5 Haziran 2018 Salı

Eğitime Ayar Verme Zamanı! *

Bir milyona yakın öğrencinin müracaat ettiği ortaokuldan liselere giriş sınavı yeni bir sınav şekliyle 02.06.2018 günü yapıldı. Bu sınav sonucunda alınan puanlara göre öğrencilerin yüzde onu kılavuzda belirlenen sınavla öğrenci alan okullara yerleşecek. Geriye kalan yüzde doksanı ise adrese dayalı olarak okul tercihinde bulunacak.

Sınav sonucunda yapılan değerlendirmelere bakılırsa sözel sorularının sınava giren öğrencilere kolay geldiği, sayısal soruların ise başta Matematik olmak üzere zor olduğu şeklinde. Sözel soruların bu sınavda dolgu malzemesi olarak kullanıldığı ortaya çıkmıştır. Sınav sonucunu belirleyecek olanın sayısal dersler, özellikle Matematik olacağı aşikar. Öğrenciler ve uzmanlar sayısal derslere verilen sürenin yeterli olmadığı ve çocukların seviyesinin üzerinde sorulduğunu ifade etmektedirler. Yine bu sınav sistemine göre sayısal derslerin çarpanı dört iken sözel sorularınınki bir. Türkçe, Matematik ve Fen'den iki buçuk soru yapan bir öğrenci Din Kültürü, İnkılap ve İngilizcenin her birinden yaptığı on soruya bedel. Bu demektir ki Türkçe dışında diğer sözel dersler ağırlığı olmayan dersler olarak görülmektedir. İnkılâp Tarihi, Din Kültürü ve İngilizce sorularının tamamının ağırlığı bir Matematik, Fen veya Türkçe puanı yapmıyor. Tamam, çarpanlar farklı olsun ama bu kadar da uçurum olmamalı diye düşünüyorum. Eğitim sistemimizde sözel derslerin geri plana itilmesi, sayısal derslerin ön plana çıkarılması doğru değil, hakkaniyete hiç uygun değildir. Burada merak ettiğim sözel ağırlıklı Sosyal Bilimler Liselerini tercih eden öğrenciler, sözel puanıyla mı girecek yoksa sayısal puanıyla mı?

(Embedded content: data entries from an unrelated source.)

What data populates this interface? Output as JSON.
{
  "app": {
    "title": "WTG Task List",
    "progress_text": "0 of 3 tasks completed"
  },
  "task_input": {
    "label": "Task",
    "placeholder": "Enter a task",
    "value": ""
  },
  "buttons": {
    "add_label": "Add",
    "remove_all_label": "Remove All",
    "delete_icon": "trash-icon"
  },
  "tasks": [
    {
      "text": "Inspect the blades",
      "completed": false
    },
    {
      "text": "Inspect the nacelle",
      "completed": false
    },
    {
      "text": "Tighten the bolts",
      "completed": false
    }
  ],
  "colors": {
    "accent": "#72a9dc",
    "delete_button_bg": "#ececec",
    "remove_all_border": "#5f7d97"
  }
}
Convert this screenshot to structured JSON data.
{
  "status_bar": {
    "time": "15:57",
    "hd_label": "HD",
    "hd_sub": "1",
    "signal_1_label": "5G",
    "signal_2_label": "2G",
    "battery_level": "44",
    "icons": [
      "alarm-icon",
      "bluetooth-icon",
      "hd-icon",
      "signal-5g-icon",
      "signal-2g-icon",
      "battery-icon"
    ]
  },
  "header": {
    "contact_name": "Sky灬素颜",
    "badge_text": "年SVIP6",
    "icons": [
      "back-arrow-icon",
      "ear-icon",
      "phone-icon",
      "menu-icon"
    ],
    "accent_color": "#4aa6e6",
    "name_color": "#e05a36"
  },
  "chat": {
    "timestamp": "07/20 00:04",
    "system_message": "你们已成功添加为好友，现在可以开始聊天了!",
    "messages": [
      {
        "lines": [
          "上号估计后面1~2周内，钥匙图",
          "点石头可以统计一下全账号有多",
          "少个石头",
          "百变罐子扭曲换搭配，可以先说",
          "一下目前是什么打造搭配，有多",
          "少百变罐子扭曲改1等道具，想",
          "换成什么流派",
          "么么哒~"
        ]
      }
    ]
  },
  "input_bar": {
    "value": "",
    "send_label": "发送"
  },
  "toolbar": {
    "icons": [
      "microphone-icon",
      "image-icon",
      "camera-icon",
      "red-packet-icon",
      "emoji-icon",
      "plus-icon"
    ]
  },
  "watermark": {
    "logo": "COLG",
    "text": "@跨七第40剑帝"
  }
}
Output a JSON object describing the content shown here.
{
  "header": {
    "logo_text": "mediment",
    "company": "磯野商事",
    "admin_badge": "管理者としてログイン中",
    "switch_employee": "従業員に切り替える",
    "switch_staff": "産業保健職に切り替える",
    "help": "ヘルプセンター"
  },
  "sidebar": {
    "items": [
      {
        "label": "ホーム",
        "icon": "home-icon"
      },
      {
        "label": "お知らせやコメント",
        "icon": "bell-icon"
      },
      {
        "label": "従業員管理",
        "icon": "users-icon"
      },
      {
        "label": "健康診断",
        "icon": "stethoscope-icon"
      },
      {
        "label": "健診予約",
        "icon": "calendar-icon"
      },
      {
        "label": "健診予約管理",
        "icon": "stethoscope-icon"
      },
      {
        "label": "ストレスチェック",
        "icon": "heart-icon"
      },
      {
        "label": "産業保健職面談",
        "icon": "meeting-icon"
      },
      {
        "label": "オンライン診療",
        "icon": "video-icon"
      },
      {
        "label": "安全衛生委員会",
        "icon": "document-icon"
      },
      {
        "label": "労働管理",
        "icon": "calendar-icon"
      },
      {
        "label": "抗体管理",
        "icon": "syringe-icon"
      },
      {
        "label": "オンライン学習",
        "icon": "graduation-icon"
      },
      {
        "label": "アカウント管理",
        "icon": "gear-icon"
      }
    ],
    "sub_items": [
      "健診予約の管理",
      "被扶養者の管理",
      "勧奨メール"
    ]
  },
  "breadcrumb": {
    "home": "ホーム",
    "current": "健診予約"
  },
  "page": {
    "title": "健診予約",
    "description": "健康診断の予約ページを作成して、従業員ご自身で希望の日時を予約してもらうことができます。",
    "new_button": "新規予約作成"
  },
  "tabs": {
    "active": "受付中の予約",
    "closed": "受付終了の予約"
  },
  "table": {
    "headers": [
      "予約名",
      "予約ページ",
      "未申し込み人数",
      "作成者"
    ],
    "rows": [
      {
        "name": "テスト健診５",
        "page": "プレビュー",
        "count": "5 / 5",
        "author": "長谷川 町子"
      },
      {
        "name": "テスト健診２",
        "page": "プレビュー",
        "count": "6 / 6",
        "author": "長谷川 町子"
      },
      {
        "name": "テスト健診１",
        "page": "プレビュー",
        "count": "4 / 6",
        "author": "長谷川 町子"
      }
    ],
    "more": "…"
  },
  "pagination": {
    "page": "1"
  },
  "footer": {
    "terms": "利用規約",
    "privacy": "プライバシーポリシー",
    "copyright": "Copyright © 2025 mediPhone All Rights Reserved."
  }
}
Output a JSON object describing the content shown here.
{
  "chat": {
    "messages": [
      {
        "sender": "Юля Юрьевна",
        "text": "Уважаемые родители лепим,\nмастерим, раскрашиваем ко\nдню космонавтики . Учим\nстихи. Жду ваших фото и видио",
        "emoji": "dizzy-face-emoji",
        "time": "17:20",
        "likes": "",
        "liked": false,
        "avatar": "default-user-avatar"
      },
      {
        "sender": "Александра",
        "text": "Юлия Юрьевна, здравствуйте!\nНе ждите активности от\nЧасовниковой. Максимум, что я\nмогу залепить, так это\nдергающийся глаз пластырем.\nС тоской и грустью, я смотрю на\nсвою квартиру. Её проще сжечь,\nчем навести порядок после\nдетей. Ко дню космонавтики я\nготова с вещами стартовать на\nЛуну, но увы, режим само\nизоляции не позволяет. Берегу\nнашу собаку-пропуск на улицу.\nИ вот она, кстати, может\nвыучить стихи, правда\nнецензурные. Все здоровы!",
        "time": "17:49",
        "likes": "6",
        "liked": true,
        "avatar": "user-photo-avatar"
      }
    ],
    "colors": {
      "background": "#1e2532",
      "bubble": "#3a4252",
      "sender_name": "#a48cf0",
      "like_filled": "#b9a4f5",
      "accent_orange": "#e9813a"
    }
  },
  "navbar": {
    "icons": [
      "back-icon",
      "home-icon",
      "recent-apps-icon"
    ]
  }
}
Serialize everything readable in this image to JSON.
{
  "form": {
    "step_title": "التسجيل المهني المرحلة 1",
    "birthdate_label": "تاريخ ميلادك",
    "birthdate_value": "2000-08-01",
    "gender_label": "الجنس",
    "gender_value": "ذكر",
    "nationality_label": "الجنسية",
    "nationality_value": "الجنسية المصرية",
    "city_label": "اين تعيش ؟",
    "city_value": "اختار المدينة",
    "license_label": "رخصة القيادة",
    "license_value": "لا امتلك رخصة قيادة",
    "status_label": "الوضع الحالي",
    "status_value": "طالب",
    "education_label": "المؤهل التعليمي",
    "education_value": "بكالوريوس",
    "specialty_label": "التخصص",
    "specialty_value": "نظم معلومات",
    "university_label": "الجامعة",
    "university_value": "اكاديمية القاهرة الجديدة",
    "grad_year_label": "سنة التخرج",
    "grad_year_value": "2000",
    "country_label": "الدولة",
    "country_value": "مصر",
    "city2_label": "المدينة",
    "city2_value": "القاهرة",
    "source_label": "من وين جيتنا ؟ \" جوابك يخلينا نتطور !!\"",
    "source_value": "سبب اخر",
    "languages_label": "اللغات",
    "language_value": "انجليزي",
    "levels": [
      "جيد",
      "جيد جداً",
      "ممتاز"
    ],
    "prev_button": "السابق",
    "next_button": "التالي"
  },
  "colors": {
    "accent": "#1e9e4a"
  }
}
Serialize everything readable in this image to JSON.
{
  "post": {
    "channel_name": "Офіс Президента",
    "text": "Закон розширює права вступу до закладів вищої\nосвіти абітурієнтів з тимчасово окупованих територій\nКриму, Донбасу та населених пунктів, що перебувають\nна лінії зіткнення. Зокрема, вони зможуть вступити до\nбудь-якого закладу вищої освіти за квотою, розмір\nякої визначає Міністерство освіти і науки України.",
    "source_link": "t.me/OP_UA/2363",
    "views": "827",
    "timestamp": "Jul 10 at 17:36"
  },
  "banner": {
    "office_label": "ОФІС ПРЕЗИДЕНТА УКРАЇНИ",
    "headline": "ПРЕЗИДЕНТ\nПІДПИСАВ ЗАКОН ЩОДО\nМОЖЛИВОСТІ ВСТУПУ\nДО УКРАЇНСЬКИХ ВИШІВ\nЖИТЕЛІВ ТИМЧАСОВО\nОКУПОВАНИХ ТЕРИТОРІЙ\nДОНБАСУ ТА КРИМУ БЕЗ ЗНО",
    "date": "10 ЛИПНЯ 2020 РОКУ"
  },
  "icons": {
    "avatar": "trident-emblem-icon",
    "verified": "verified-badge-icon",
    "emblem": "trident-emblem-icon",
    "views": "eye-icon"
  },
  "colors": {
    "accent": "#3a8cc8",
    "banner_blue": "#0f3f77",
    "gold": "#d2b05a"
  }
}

Sınavdan umduğunu bulamayan ve hayal kırıklığı yaşayan yüzde doksan, umutla yönünü adrese dayalı tercih edeceği okullara çevirecek. Umarım adrese dayalı tercihte öğrenci gideceği okuldan memnun kalır. MEB bundan sonra var gücüyle adrese dayalı okullarda kaliteyi nasıl yakalarım üzerine yoğunlaşmalıdır. Bunun için kılavuzu yayımlarken liselerde örgün eğitimi okuyabilecek öğrencilere seçenek sunmalıdır. 6.7.ve 8.sınıf ortalaması elli puanın altında olan öğrencilere açık öğretim dışında lise tercihi vermeyerek bir elemeye tabi tutabilir. Ortalaması elli puanın altında kalan öğrencilerin açık lise yanında sanayide bir meslek öğrenmesinin önünü açmalıdır. Şayet böyle yaparsa mahalle okullarında kaliteyi yakalayabilir.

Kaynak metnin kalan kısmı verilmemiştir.